From Liberty-tree.ca, some quotes by Thomas Emerson, one of America's leading thinkers on the system of free speech protection that we enjoy, and are at pains to maintain.
Well, everyone is for freedom of speech, right? So what's the problem?
There are lots of problems. We regulate harmful conduct, so why not harmful speech?
Which speech is that, pray tell?
Flag-burning. What's wrong with that? If I want to burn an enemy's flag, I should be permitted to do that in America, right? Can't I express my views through fire?
Sure, have fun, but what about when someone wants to burn your glorious American flag? Do the same rule apply?
Oh, no, that's way different. That's my flag you're talking about. We can't burn this one.
How about burning old newspapers, can we burn them?
Sure, no problem. Burn all the scrap newsprint you want.
How about if there's a picture of the flag in one of them. A crime to burn?
Is flag-burning conduct or expression? Or both?
Can you suppress one without suppressing the other? How?
As you can see, there's a lot more to free speech than simple assertions.
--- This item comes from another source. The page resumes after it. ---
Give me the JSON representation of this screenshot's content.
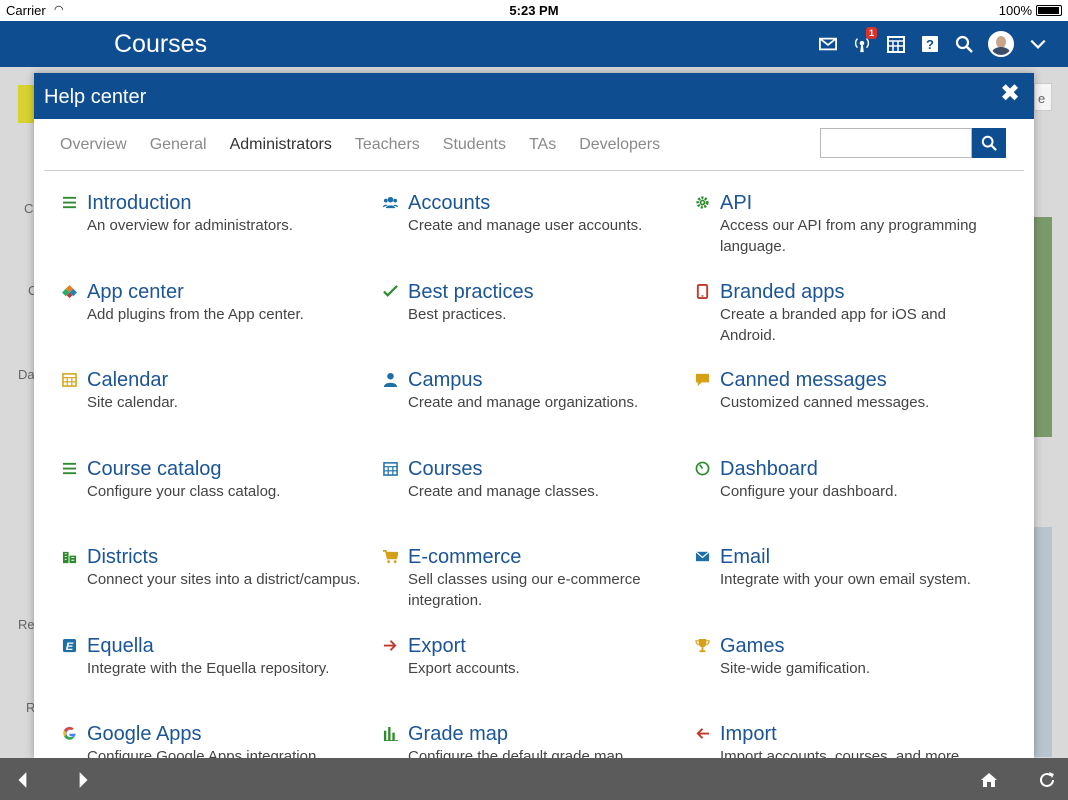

We have to slice the baloney pretty thin sometimes, in order to enjoy the sandwich.
Somebody has to do the hard work of thinking this through. Emerson, who taught at Yale Law and argued Griswold v. Connecticut (1965), perhaps the leading liberty and privacy case of all time, was a hard worker in the First Amendment vineyard, to change the culinary metaphor a bit:
Thomas I. Emerson quotes:
1. The Right of all members of society to form their own beliefs and communicate them freely to others must be regarded as an essential principle of a democratically organized society.
2. The right to freedom of expression is justified first of all as the right of an individual purely in his capacity as an individual. It derives from the widely accepted premise of Western thought that the proper end of man is the realization of his character and potentialities as a human being.
3. The function of the censor is to censor. He has a professional interest in finding things to suppress.
4. It is frequently said that speech that is intentionally provocative and therefore invites physical retaliation can be punished or suppressed. Yet, plainly no such general proposition can be sustained. Quite the contrary…. The provocative nature of the communication does not make it any the less expression. Indeed, the whole theory of free expression contemplates that expression will in many circumstances be provocative and arouse hostility. The audience, just as the speaker, has an obligation to maintain physical restraint.
5. Suppression of expression conceals the real problems confronting a society and diverts public attention from the critical issues. It is likely to result in neglect of the grievances which are the actual basis of the unrest, and this prevent their correction.
6. Every man – in the development of his own personality – has the right to form his own beliefs and opinions. Hence, suppression of belief, opinion and expression is an affront to the dignity of man, a negation of man’s essential nature.